La mattina è segnata dall’ombra del Toro. Il Campanile è una ragazza elegante che fa ombra al sole, mentre il vento freddissimo le gira attorno e gioca con lei. Il campanile è circondato da un intreccio di torri, braccia alzate, teste che ondeggiano, crode e corpi che gridano e cantano attorno.
Così io, Andrea e Maurizio attraversiamo il prato salendo tra cavalli e crochi bianchi spuntati sull’erba del prato di Toro. Poi l’erba scompare e arriviamo sulla cima del colle di sassi che si apre alla conca coi nomi più belli. Queste montagne hanno suoni speciali: castello, elmi, spe, talagona, sanlorenzo, santamaria, campanile e vedorcia. Sono speciali anche le forcelle. Il Toro comincia alla forcella Le Corde. Bisogna prima arrivarci. E’ una ripidissima scala, un ghiaione che sfotte la voglia di arrivare, una scala mobile in discesa. La rampa diventa una lingua di sassi a fianco tra il Campanile ed il Castellato.

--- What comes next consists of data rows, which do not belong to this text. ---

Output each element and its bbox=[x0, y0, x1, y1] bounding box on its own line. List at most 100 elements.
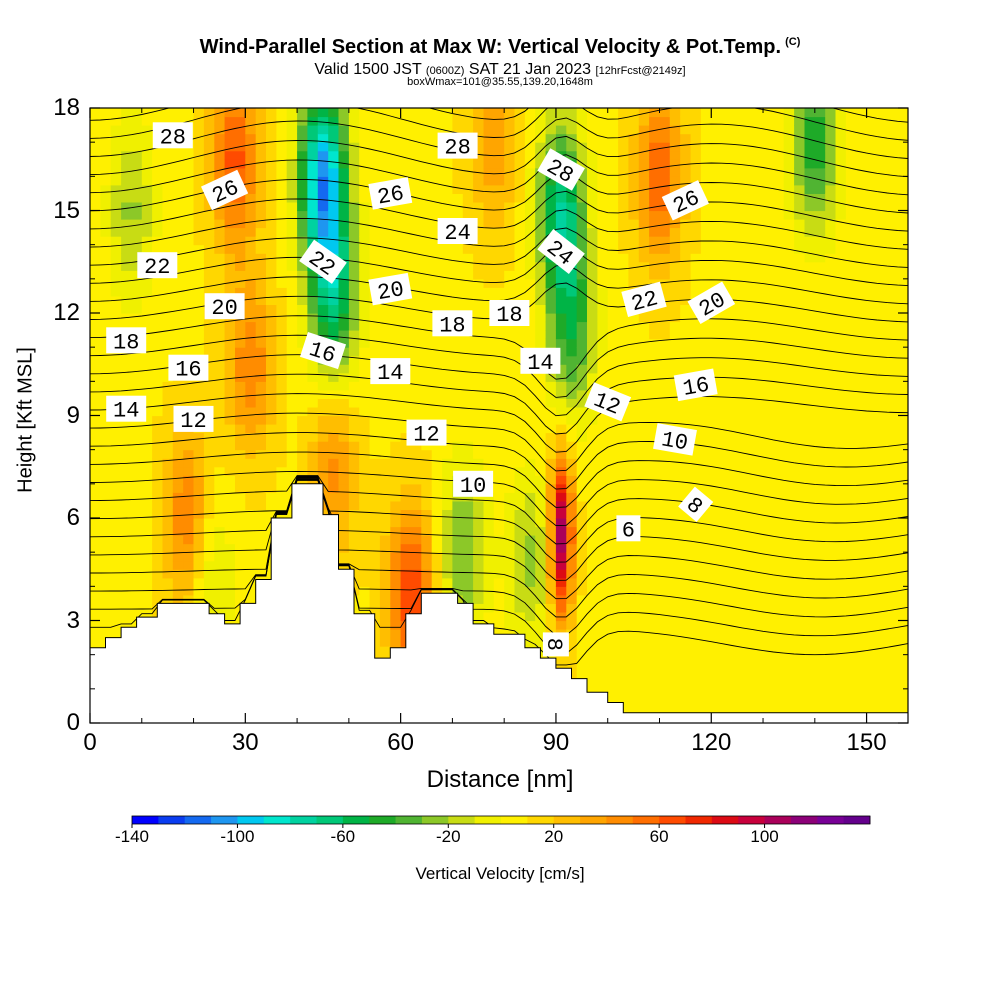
velocity-cell bbox=[545, 372, 557, 382]
velocity-cell bbox=[669, 509, 681, 519]
velocity-cell bbox=[618, 159, 630, 169]
velocity-cell bbox=[763, 620, 774, 630]
velocity-cell bbox=[214, 407, 226, 417]
velocity-cell bbox=[794, 518, 806, 528]
velocity-cell bbox=[431, 372, 443, 382]
velocity-cell bbox=[235, 150, 246, 160]
velocity-cell bbox=[203, 278, 215, 288]
velocity-cell bbox=[121, 321, 133, 331]
velocity-cell bbox=[421, 142, 433, 152]
velocity-cell bbox=[752, 142, 764, 152]
velocity-cell bbox=[245, 347, 257, 357]
velocity-cell bbox=[245, 518, 257, 528]
velocity-cell bbox=[618, 184, 630, 194]
velocity-cell bbox=[555, 108, 567, 118]
velocity-cell bbox=[742, 688, 754, 698]
velocity-cell bbox=[649, 424, 661, 434]
velocity-cell bbox=[618, 424, 630, 434]
velocity-cell bbox=[535, 586, 547, 596]
velocity-cell bbox=[690, 671, 702, 681]
velocity-cell bbox=[162, 227, 174, 237]
velocity-cell bbox=[711, 577, 723, 587]
velocity-cell bbox=[224, 287, 236, 297]
velocity-cell bbox=[742, 125, 754, 135]
velocity-cell bbox=[618, 270, 630, 280]
velocity-cell bbox=[172, 577, 184, 587]
velocity-cell bbox=[752, 338, 764, 348]
velocity-cell bbox=[328, 236, 340, 246]
velocity-cell bbox=[628, 244, 640, 254]
velocity-cell bbox=[773, 150, 785, 160]
velocity-cell bbox=[514, 202, 526, 212]
velocity-cell bbox=[700, 347, 712, 357]
velocity-cell bbox=[369, 407, 381, 417]
velocity-cell bbox=[763, 219, 774, 229]
velocity-cell bbox=[514, 603, 526, 613]
velocity-cell bbox=[297, 330, 309, 340]
velocity-cell bbox=[359, 441, 371, 451]
velocity-cell bbox=[783, 475, 795, 485]
velocity-cell bbox=[535, 321, 547, 331]
velocity-cell bbox=[369, 125, 381, 135]
velocity-cell bbox=[193, 261, 205, 271]
velocity-cell bbox=[587, 560, 598, 570]
velocity-cell bbox=[431, 167, 443, 177]
velocity-cell bbox=[266, 321, 277, 331]
velocity-cell bbox=[462, 398, 474, 408]
velocity-cell bbox=[411, 500, 422, 510]
velocity-cell bbox=[348, 253, 360, 263]
velocity-cell bbox=[452, 492, 464, 502]
velocity-cell bbox=[400, 338, 412, 348]
velocity-cell bbox=[90, 150, 101, 160]
velocity-cell bbox=[576, 202, 588, 212]
velocity-cell bbox=[348, 535, 360, 545]
velocity-cell bbox=[152, 193, 164, 203]
velocity-cell bbox=[690, 526, 702, 536]
velocity-cell bbox=[773, 355, 785, 365]
velocity-cell bbox=[297, 313, 309, 323]
velocity-cell bbox=[183, 389, 195, 399]
velocity-cell bbox=[224, 219, 236, 229]
velocity-cell bbox=[752, 244, 764, 254]
velocity-cell bbox=[711, 278, 723, 288]
velocity-cell bbox=[421, 441, 433, 451]
velocity-cell bbox=[659, 518, 671, 528]
velocity-cell bbox=[680, 176, 692, 186]
velocity-cell bbox=[742, 646, 754, 656]
velocity-cell bbox=[203, 142, 215, 152]
velocity-cell bbox=[328, 449, 340, 459]
velocity-cell bbox=[462, 159, 474, 169]
velocity-cell bbox=[255, 210, 267, 220]
velocity-cell bbox=[649, 449, 661, 459]
velocity-cell bbox=[100, 313, 112, 323]
velocity-cell bbox=[297, 270, 309, 280]
velocity-cell bbox=[276, 227, 288, 237]
velocity-cell bbox=[587, 612, 598, 622]
velocity-cell bbox=[483, 526, 495, 536]
velocity-cell bbox=[183, 586, 195, 596]
velocity-cell bbox=[462, 295, 474, 305]
velocity-cell bbox=[555, 526, 567, 536]
velocity-cell bbox=[742, 193, 754, 203]
velocity-cell bbox=[659, 415, 671, 425]
velocity-cell bbox=[566, 577, 578, 587]
velocity-cell bbox=[100, 398, 112, 408]
velocity-cell bbox=[100, 577, 112, 587]
velocity-cell bbox=[328, 415, 340, 425]
velocity-cell bbox=[235, 321, 246, 331]
velocity-cell bbox=[141, 116, 153, 126]
velocity-cell bbox=[524, 125, 536, 135]
velocity-cell bbox=[659, 133, 671, 143]
velocity-cell bbox=[390, 219, 402, 229]
velocity-cell bbox=[245, 142, 257, 152]
velocity-cell bbox=[597, 108, 609, 118]
velocity-cell bbox=[773, 535, 785, 545]
velocity-cell bbox=[359, 466, 371, 476]
velocity-cell bbox=[628, 688, 640, 698]
velocity-cell bbox=[794, 620, 806, 630]
velocity-cell bbox=[172, 347, 184, 357]
velocity-cell bbox=[524, 483, 536, 493]
velocity-cell bbox=[742, 381, 754, 391]
velocity-cell bbox=[141, 236, 153, 246]
velocity-cell bbox=[152, 287, 164, 297]
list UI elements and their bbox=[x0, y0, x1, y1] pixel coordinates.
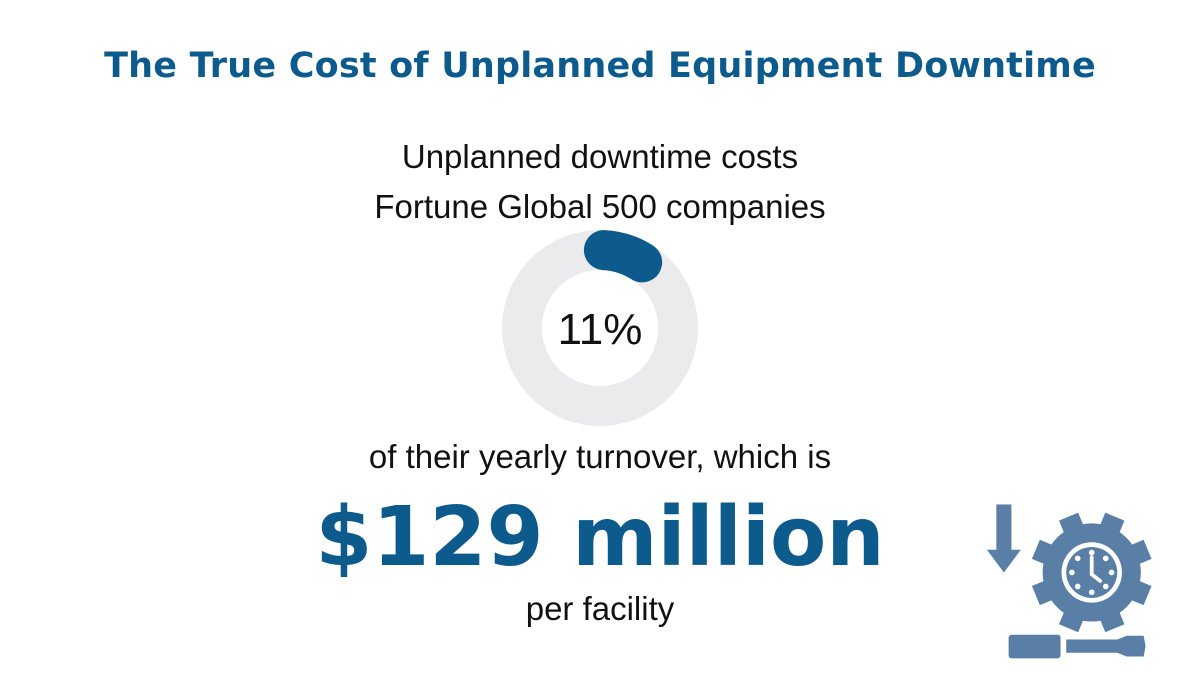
down-arrow-icon bbox=[996, 504, 1012, 552]
donut-center-label: 11% bbox=[557, 305, 643, 354]
donut-value-arc bbox=[583, 230, 663, 283]
screwdriver-shaft bbox=[1066, 635, 1146, 657]
intro-line-2: Fortune Global 500 companies bbox=[374, 188, 826, 225]
down-arrow-head bbox=[986, 549, 1021, 573]
outro-line: of their yearly turnover, which is bbox=[368, 438, 832, 475]
donut-chart bbox=[502, 230, 698, 426]
intro-line-1: Unplanned downtime costs bbox=[401, 138, 799, 175]
page-title: The True Cost of Unplanned Equipment Dow… bbox=[104, 46, 1096, 86]
gear-clock-downtime-icon bbox=[986, 504, 1152, 659]
highlight-amount: $129 million bbox=[315, 490, 885, 585]
footer-line: per facility bbox=[525, 590, 675, 627]
screwdriver-handle bbox=[1008, 634, 1061, 659]
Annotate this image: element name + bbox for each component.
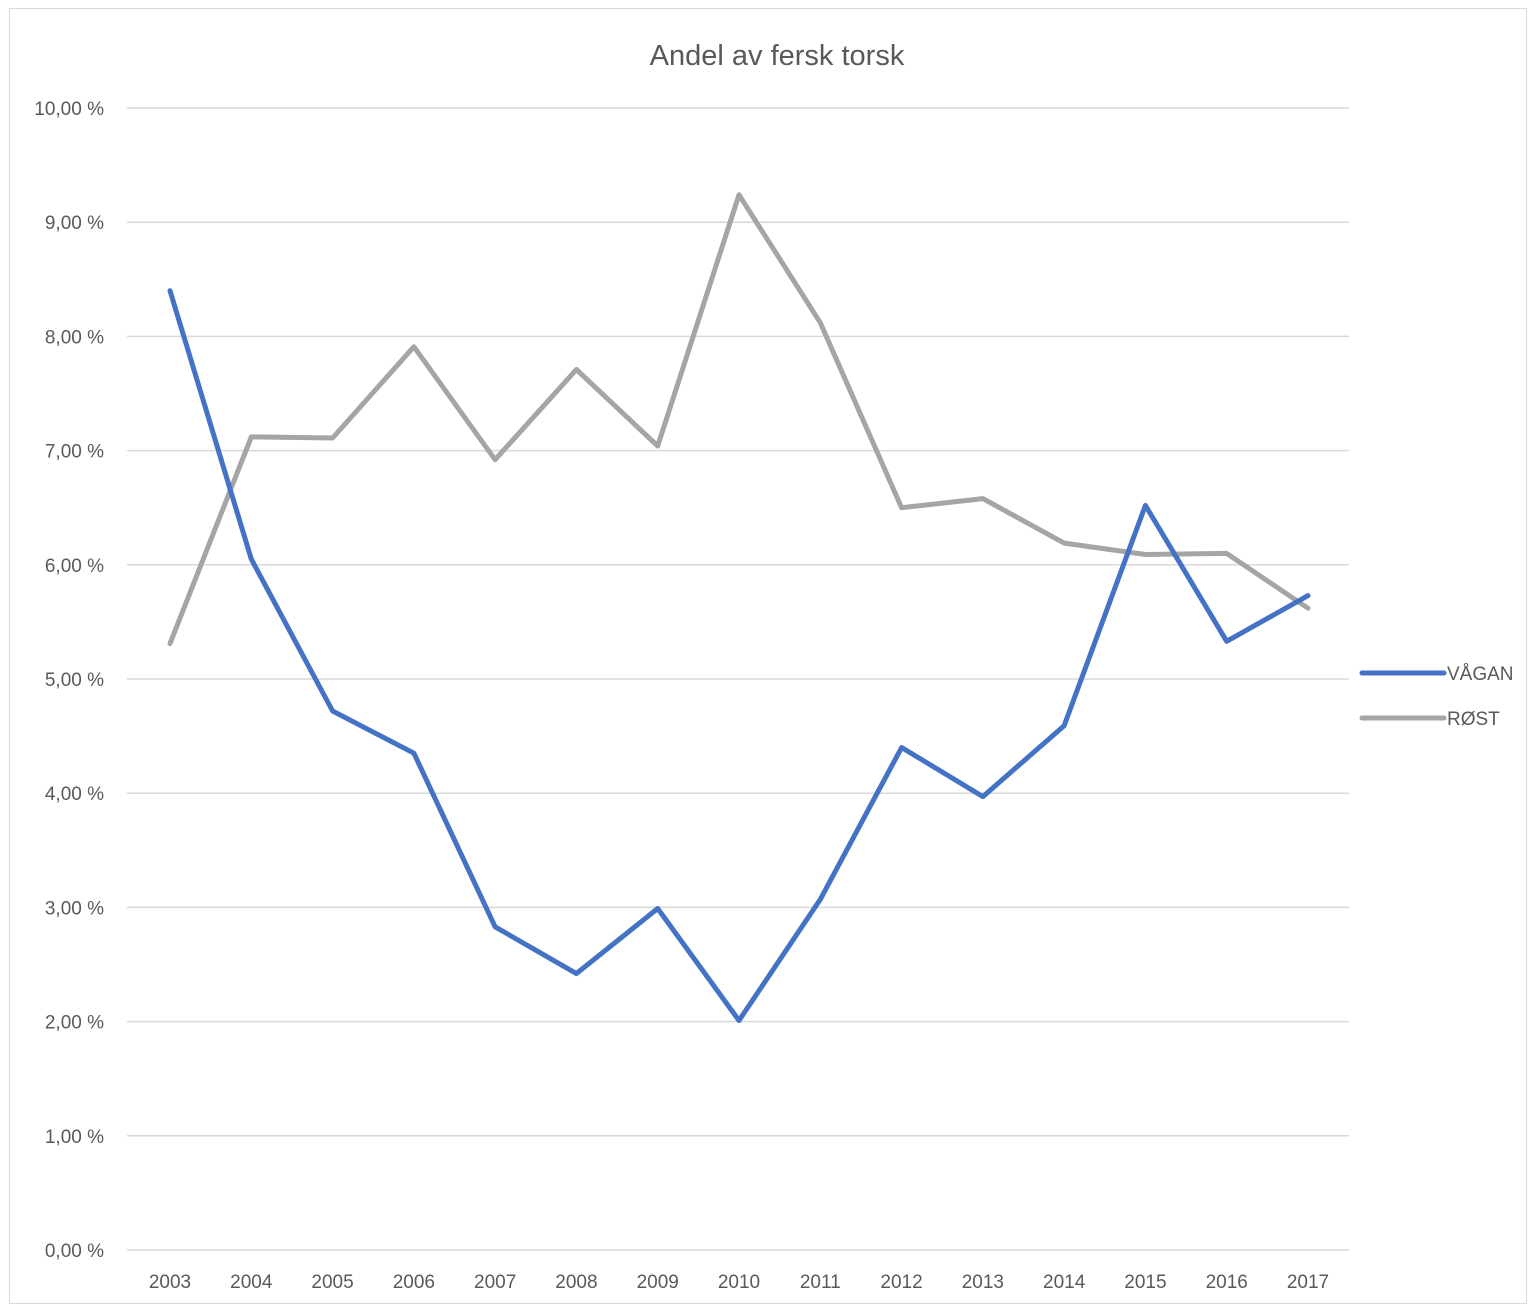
- x-tick-label: 2016: [1206, 1272, 1248, 1293]
- x-tick-label: 2013: [962, 1272, 1004, 1293]
- series-line-r-st: [167, 192, 1311, 647]
- chart-title: Andel av fersk torsk: [650, 40, 905, 72]
- x-tick-label: 2010: [718, 1272, 760, 1293]
- y-tick-label: 6,00 %: [45, 556, 104, 577]
- legend: VÅGAN RØST: [1359, 664, 1514, 730]
- chart-frame: [9, 8, 1527, 1304]
- y-tick-label: 2,00 %: [45, 1013, 104, 1034]
- y-tick-label: 4,00 %: [45, 784, 104, 805]
- legend-label: RØST: [1447, 709, 1500, 730]
- x-tick-label: 2006: [393, 1272, 435, 1293]
- gridlines: [127, 107, 1349, 1251]
- x-tick-label: 2012: [880, 1272, 922, 1293]
- y-tick-label: 1,00 %: [45, 1127, 104, 1148]
- series-line-v-gan: [167, 288, 1311, 1023]
- x-tick-label: 2015: [1124, 1272, 1166, 1293]
- y-tick-label: 5,00 %: [45, 670, 104, 691]
- x-tick-label: 2003: [149, 1272, 191, 1293]
- legend-label: VÅGAN: [1447, 664, 1514, 685]
- x-tick-label: 2008: [555, 1272, 597, 1293]
- y-tick-label: 8,00 %: [45, 327, 104, 348]
- y-tick-label: 3,00 %: [45, 898, 104, 919]
- x-tick-label: 2017: [1287, 1272, 1329, 1293]
- y-tick-label: 0,00 %: [45, 1241, 104, 1262]
- x-tick-label: 2007: [474, 1272, 516, 1293]
- x-axis-ticks: 2003 2004 2005 2006 2007 2008 2009 2010 2011 2012…: [149, 1272, 1329, 1293]
- x-tick-label: 2004: [230, 1272, 273, 1293]
- series-lines: [167, 192, 1311, 1023]
- x-tick-label: 2009: [637, 1272, 679, 1293]
- y-axis-ticks: 0,00 % 1,00 % 2,00 % 3,00 % 4,00 % 5,00 % 6,00…: [34, 99, 104, 1262]
- y-tick-label: 7,00 %: [45, 442, 104, 463]
- x-tick-label: 2014: [1043, 1272, 1086, 1293]
- x-tick-label: 2011: [800, 1272, 841, 1293]
- x-tick-label: 2005: [311, 1272, 353, 1293]
- y-tick-label: 9,00 %: [45, 213, 104, 234]
- y-tick-label: 10,00 %: [34, 99, 104, 120]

In quell’imbuto s’infila un vento freddissimo che blocca le mani alle prime rocce. La salita sarà breve, ma noi sbagliamo subito in un camino nero che fa male alle mani. Poi la torre, che sembrava liscia, si apre in una larghissima cengia e qui c’è anche il sole. La cengia si avvita, diventa fessura e sale facile contro il cielo blu. Il quarto tiro è una spaccatura che separa la torre in due: le corna del Toro? L’ultimo è una fessura appesa nell’aria: la ragazza è conquistata, ma lei ti ha conquistato e puoi abbracciarla.
Appare la campana sul tetto del Toro. C’è il sole ed il suono del bronzo, c’è il vento, pensieri a pezzi e ricordi, seduti in cima a quell’ago. La vetta è il piccolo pavimento del cielo, un guscio di noce nel quale ci sentiamo re di uno spazio infinito.